According to the Ministry of Defence, around 10 billion Australian dollars ($7.4 billion) will be spent to build the new base, as well as the facilities and infrastructure needed to upgrade Australia’s existing conventional submarines to propulsion vessels. nuclear.
This will include upgrades to existing Fleet Base West on Australia’s west coast, which will allow regular visits from US and UK nuclear submarines in addition to supporting Australia’s future fleet, Morrison said in a statement. Monday.
Brisbane in Queensland and Newcastle and Port Kembla in New South Wales are considered possible locations for the new east coast port, he said.

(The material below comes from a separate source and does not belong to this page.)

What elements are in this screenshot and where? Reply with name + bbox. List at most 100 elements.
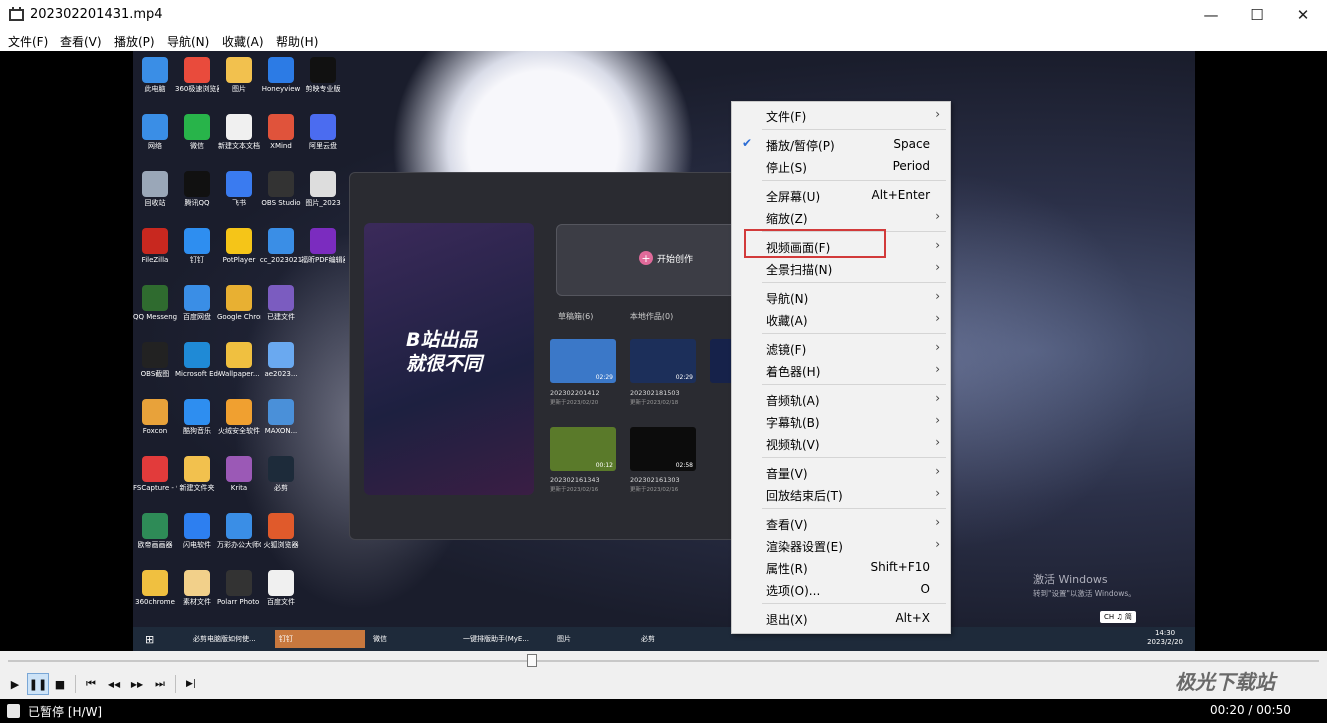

Potential sites were chosen for their proximity to industrial infrastructure, major population centers, deep waters, maritime training and weapons storage and loading facilities, Morrison said.
The new facility will serve as additional national capability to Fleet Base West, home to Australia’s Collins-class submarines, which will continue to operate as a base for current and future conventional submarines, given its strategic importance in the ocean. Indian.
The current fleet of conventional submarines will also be able to operate from the new east coast base, the statement said.
“With the ability to operate from both coasts, this will make our nuclear-powered submarines more responsive and resilient to respond to the strategic environment,” Defense Minister Peter Dutton said in the statement.
In September last year, the United States, Britain and Australia established a new security framework dubbed “AUKUS”, under which Australia seeks to acquire nuclear submarines through a technical cooperation with partners.